ドラゴンズ先発の川井進も巧みな投球術で途中までは見事にカープ打線を牛耳っていました。もちろん、まったく打てなくなったにもかかわらずドラゴンズの正捕手として君臨し続ける谷繁元信捕手のリードも大きかったのでしょう。カーブを巧みに使われ、なかなかヒットが出ません。両投手の力投により、試合は素早く、しかし重苦しく進んでいきます。(ちなみにこういう展開、たまらなく好きです。力、技、そして頭脳がフルに活用される場面ですからね!)
その重い空気を切り裂いたのは広島の1・2番コンビでした。6回裏、東出輝裕が二塁手デラロサのグラブをはじくセンター前ヒットで出塁すると、続く赤松真人が川井の失投を見逃さず、持ち前のパンチ力でバックスクリーンすぐ左のスタンドに飛び込む大きな2ランホームランを放ち、先制します。そして、7回裏2アウトからも彼らに活躍の場面が訪れました。まずは東出が2本目となるヒットをライト前に放つと、ライトの井上一樹のファンブルを見て取って一気に2塁を陥れます。このチャンスに赤松はまたしても直球をねらい打ち。今度はセンターを越える鋭い当たりを放ち、快足を飛ばして一気に3塁まで到達します。もちろん東出は余裕を持って生還。これで勝負はほぼ決したと言っていい貴重な追加点でした。

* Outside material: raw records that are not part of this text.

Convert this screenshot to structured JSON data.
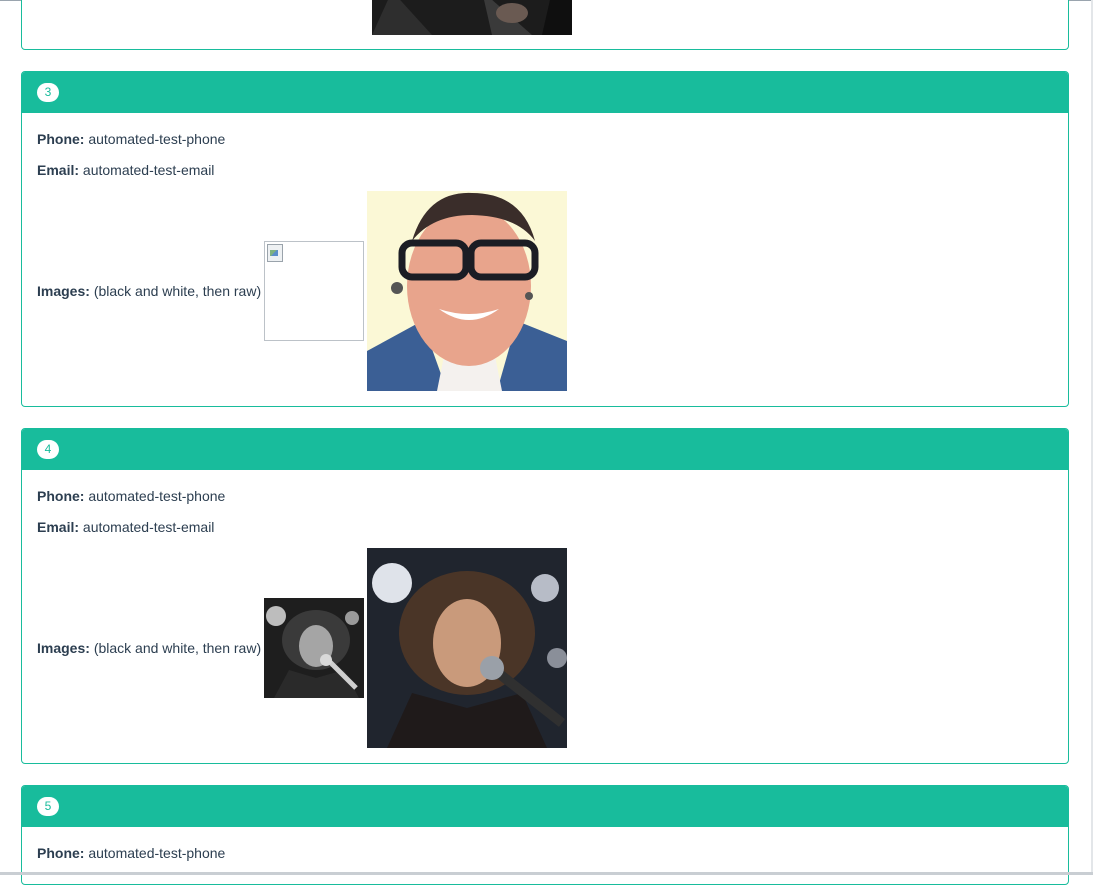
{
  "records": [
    {
      "number": "3",
      "phone_label": "Phone:",
      "phone": "automated-test-phone",
      "email_label": "Email:",
      "email": "automated-test-email",
      "images_label": "Images:",
      "images_note": "(black and white, then raw)"
    },
    {
      "number": "4",
      "phone_label": "Phone:",
      "phone": "automated-test-phone",
      "email_label": "Email:",
      "email": "automated-test-email",
      "images_label": "Images:",
      "images_note": "(black and white, then raw)"
    },
    {
      "number": "5",
      "phone_label": "Phone:",
      "phone": "automated-test-phone"
    }
  ],
  "colors": {
    "accent": "#18bc9c",
    "text": "#2c3e50"
  }
}
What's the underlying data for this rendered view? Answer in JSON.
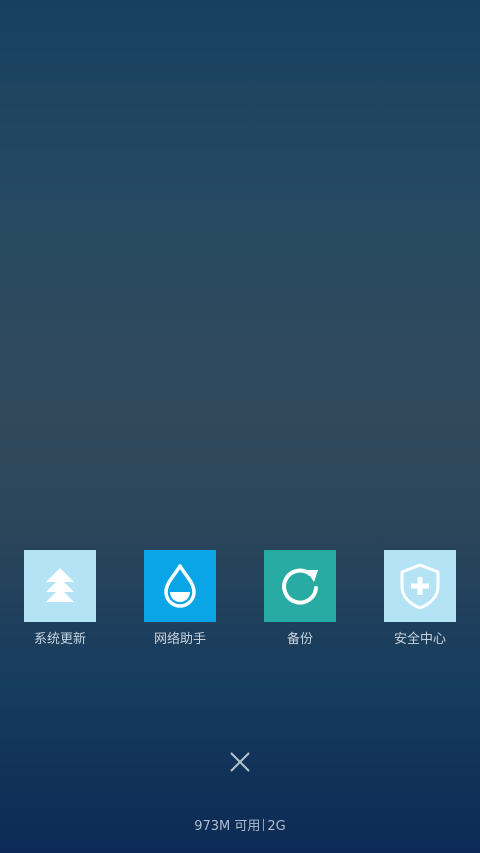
{
  "apps": [
    {
      "label": "系统更新",
      "icon": "system-update-icon",
      "color": "#b3e3f5"
    },
    {
      "label": "网络助手",
      "icon": "network-assistant-icon",
      "color": "#0aa5e6"
    },
    {
      "label": "备份",
      "icon": "backup-icon",
      "color": "#27aba2"
    },
    {
      "label": "安全中心",
      "icon": "security-center-icon",
      "color": "#b3e3f5"
    }
  ],
  "close_icon": "close-icon",
  "memory": {
    "available": "973M 可用",
    "total": "2G"
  }
}
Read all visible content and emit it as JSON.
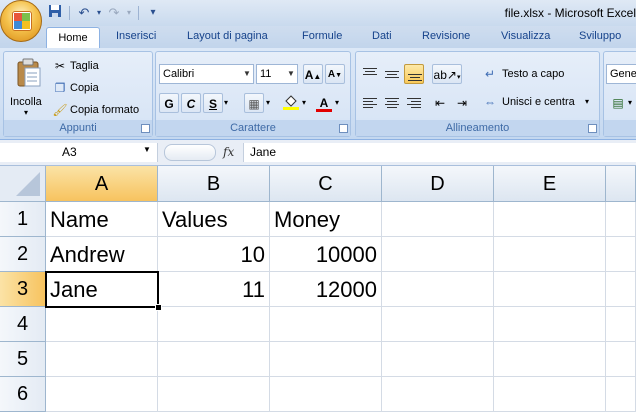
{
  "window": {
    "title": "file.xlsx - Microsoft Excel"
  },
  "ribbon": {
    "tabs": [
      "Home",
      "Inserisci",
      "Layout di pagina",
      "Formule",
      "Dati",
      "Revisione",
      "Visualizza",
      "Sviluppo"
    ],
    "clipboard": {
      "paste": "Incolla",
      "cut": "Taglia",
      "copy": "Copia",
      "format_painter": "Copia formato",
      "group": "Appunti"
    },
    "font": {
      "name": "Calibri",
      "size": "11",
      "bold": "G",
      "italic": "C",
      "underline": "S",
      "group": "Carattere"
    },
    "alignment": {
      "wrap": "Testo a capo",
      "merge": "Unisci e centra",
      "group": "Allineamento"
    },
    "number": {
      "format": "Gene"
    }
  },
  "formula_bar": {
    "name_box": "A3",
    "fx": "fx",
    "content": "Jane"
  },
  "sheet": {
    "columns": [
      "A",
      "B",
      "C",
      "D",
      "E"
    ],
    "rows": [
      "1",
      "2",
      "3",
      "4",
      "5",
      "6"
    ],
    "cells": [
      [
        "Name",
        "Values",
        "Money"
      ],
      [
        "Andrew",
        "10",
        "10000"
      ],
      [
        "Jane",
        "11",
        "12000"
      ]
    ],
    "active_cell": "A3"
  }
}
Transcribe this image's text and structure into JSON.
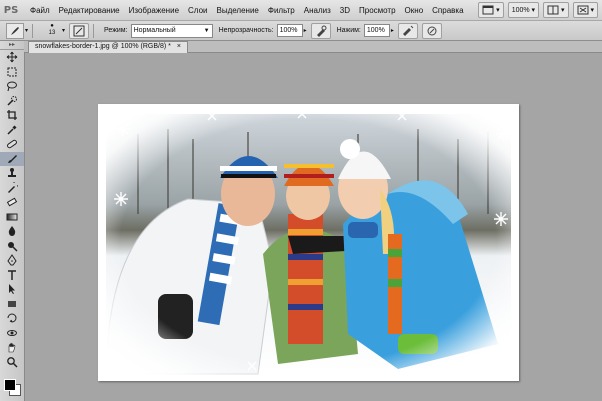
{
  "app": {
    "logo": "PS"
  },
  "menu": [
    "Файл",
    "Редактирование",
    "Изображение",
    "Слои",
    "Выделение",
    "Фильтр",
    "Анализ",
    "3D",
    "Просмотр",
    "Окно",
    "Справка"
  ],
  "menu_right": {
    "zoom": "100%"
  },
  "options": {
    "brush_size": "13",
    "mode_label": "Режим:",
    "mode_value": "Нормальный",
    "opacity_label": "Непрозрачность:",
    "opacity_value": "100%",
    "pressure_label": "Нажим:",
    "pressure_value": "100%"
  },
  "document": {
    "tab_title": "snowflakes-border-1.jpg @ 100% (RGB/8) *"
  },
  "tools": [
    "move",
    "marquee",
    "lasso",
    "quick-select",
    "crop",
    "eyedropper",
    "healing",
    "brush",
    "stamp",
    "history-brush",
    "eraser",
    "gradient",
    "blur",
    "dodge",
    "pen",
    "type",
    "path-select",
    "shape",
    "3d-rotate",
    "3d-orbit",
    "hand",
    "zoom"
  ],
  "active_tool": "brush"
}
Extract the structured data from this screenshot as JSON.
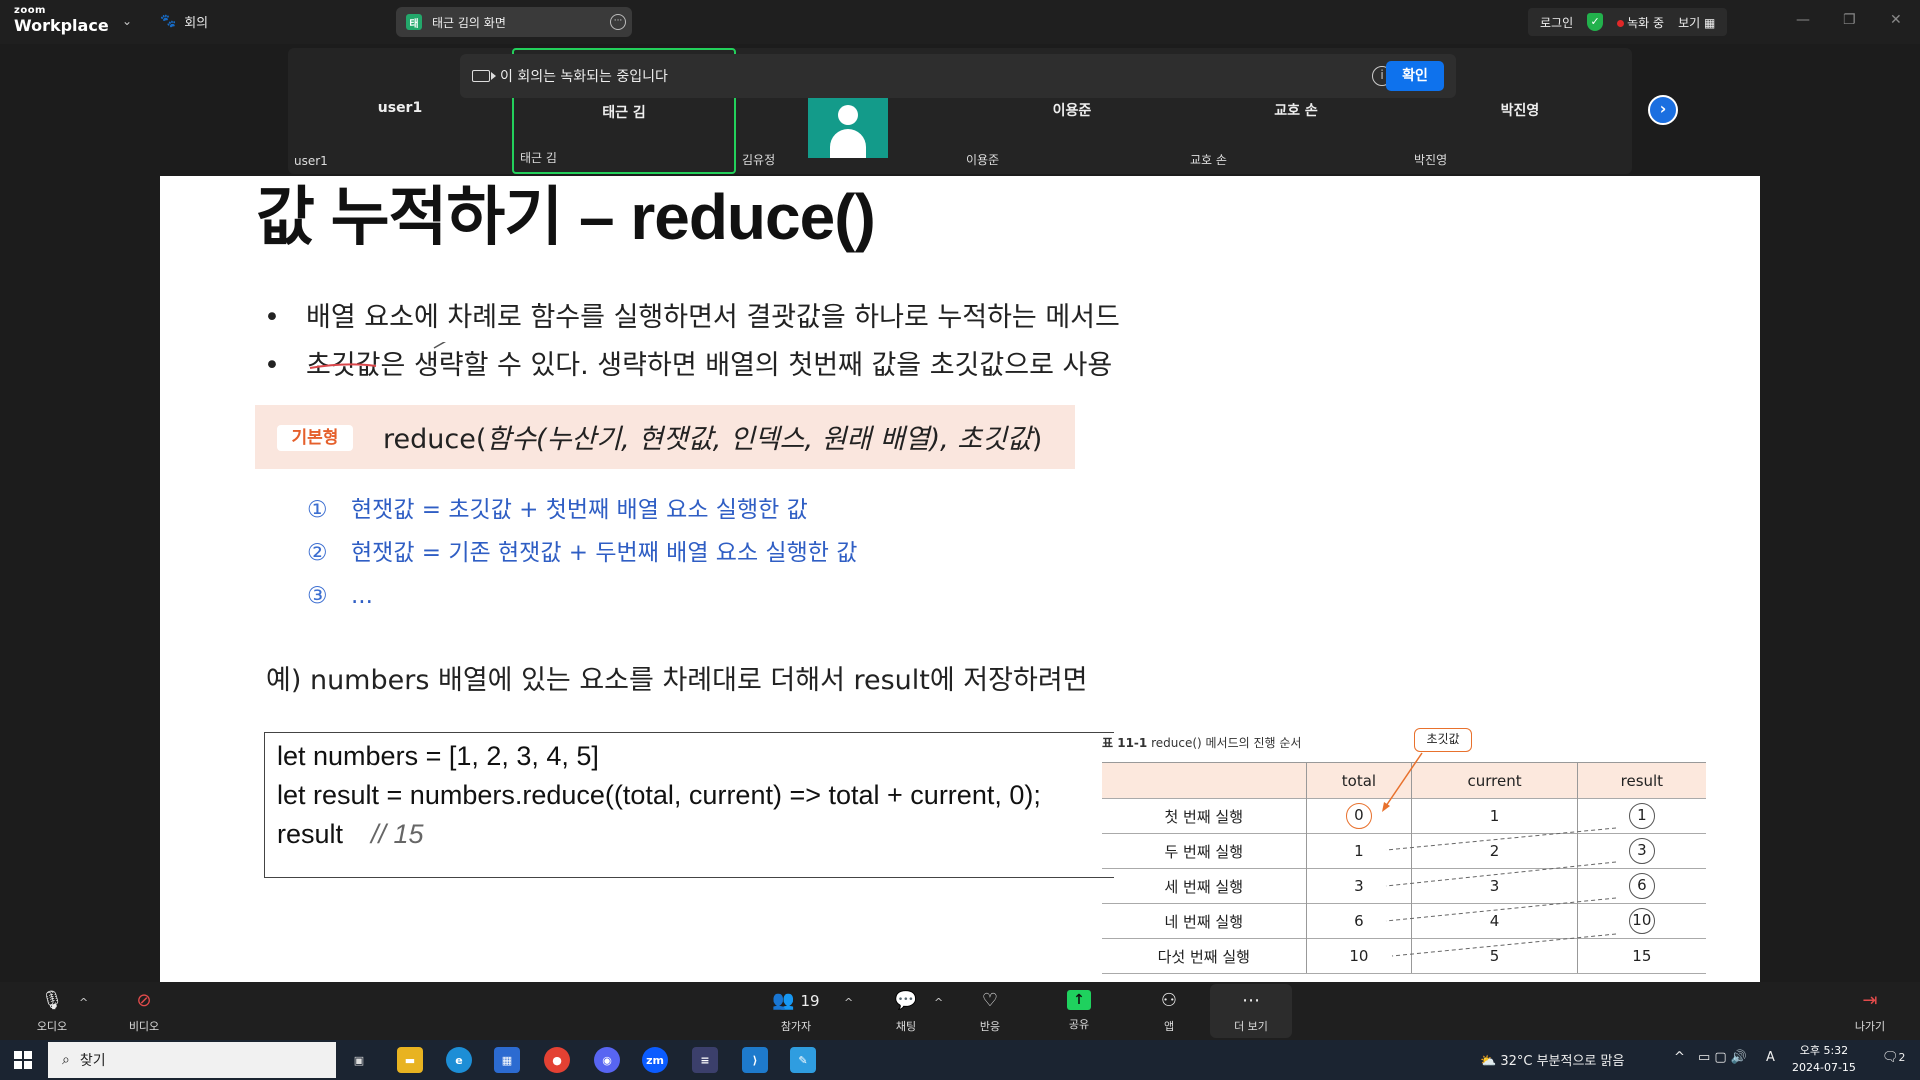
{
  "app": {
    "logo_small": "zoom",
    "logo_big": "Workplace"
  },
  "topbar": {
    "meeting_label": "회의",
    "share_tab_label": "태근 김의 화면",
    "share_tab_icon": "green-badge",
    "login": "로그인",
    "recording": "녹화 중",
    "view": "보기"
  },
  "recording_banner": {
    "text": "이 회의는 녹화되는 중입니다",
    "ok": "확인"
  },
  "participants": [
    {
      "center": "user1",
      "corner": "user1"
    },
    {
      "center": "태근 김",
      "corner": "태근 김"
    },
    {
      "center": "",
      "corner": "김유정"
    },
    {
      "center": "이용준",
      "corner": "이용준"
    },
    {
      "center": "교호 손",
      "corner": "교호 손"
    },
    {
      "center": "박진영",
      "corner": "박진영"
    }
  ],
  "slide": {
    "title": "값 누적하기 – reduce()",
    "bullets": [
      "배열 요소에 차례로 함수를 실행하면서 결괏값을 하나로 누적하는 메서드",
      "초깃값은 생략할 수 있다. 생략하면 배열의 첫번째 값을 초깃값으로 사용"
    ],
    "syntax_tag": "기본형",
    "syntax_fn": "reduce(",
    "syntax_args": "함수(누산기, 현잿값, 인덱스, 원래 배열), 초깃값",
    "syntax_close": ")",
    "steps": [
      {
        "num": "①",
        "text": "현잿값 = 초깃값 + 첫번째 배열 요소 실행한 값"
      },
      {
        "num": "②",
        "text": "현잿값 = 기존 현잿값 + 두번째 배열 요소 실행한 값"
      },
      {
        "num": "③",
        "text": "..."
      }
    ],
    "example": "예) numbers 배열에 있는 요소를 차례대로 더해서 result에 저장하려면",
    "code": [
      "let numbers = [1, 2, 3, 4, 5]",
      "let result = numbers.reduce((total, current) => total + current, 0);",
      "result"
    ],
    "code_comment": "// 15",
    "table_caption_bold": "표 11-1",
    "table_caption": "reduce() 메서드의 진행 순서",
    "callout": "초깃값",
    "table_headers": [
      "",
      "total",
      "current",
      "result"
    ],
    "table_rows": [
      [
        "첫 번째 실행",
        "0",
        "1",
        "1"
      ],
      [
        "두 번째 실행",
        "1",
        "2",
        "3"
      ],
      [
        "세 번째 실행",
        "3",
        "3",
        "6"
      ],
      [
        "네 번째 실행",
        "6",
        "4",
        "10"
      ],
      [
        "다섯 번째 실행",
        "10",
        "5",
        "15"
      ]
    ]
  },
  "toolbar": {
    "audio": "오디오",
    "video": "비디오",
    "participants": "참가자",
    "participants_count": "19",
    "chat": "채팅",
    "reactions": "반응",
    "share": "공유",
    "apps": "앱",
    "more": "더 보기",
    "leave": "나가기"
  },
  "taskbar": {
    "search": "찾기",
    "weather": "32°C  부분적으로 맑음",
    "ime": "A",
    "time": "오후 5:32",
    "date": "2024-07-15",
    "notif_count": "2"
  },
  "colors": {
    "accent_blue": "#0e72ed",
    "active_green": "#23d05b",
    "step_blue": "#2f5ec4",
    "syntax_bg": "#fae6de",
    "orange": "#e8712d"
  }
}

7回以降は勝敗という観点だけからすると一方的でしたが、ひとつひとつのプレイの中に楽しめる点が随所に見られました。たとえば内野守備。ドラゴンズの名ショート井端弘和はもちろんですが、ほんの少し前までザルと言われていたカープの内野陣もなかなか良い動きをしています。この日ショートとして出場した小窪哲也は、もしかしたらリーグ随一と評価されるほどの特別な選手ではないのかもしれませんが、本当に堅実で、送球も正確でした。守備範囲が広くは見えなかったサードのスコット・シーボルも、プレイ自体は丁寧でしたね。また、数年前は下手くその代名詞的な扱いだった東出も、去年辺りから守備の評価を急速に上げてきていましたが、見ていて確かに何の不安も感じませんでした。
とまあ、そんなこんなで。とにかくひたすら楽しい野球観戦でした。寂しい気持ちを吹っ飛ばしてくれたたくさんのおみやげにも感謝しつつ、広島市民球場に笑顔でサヨナラを告げることにしましょう。それじゃね。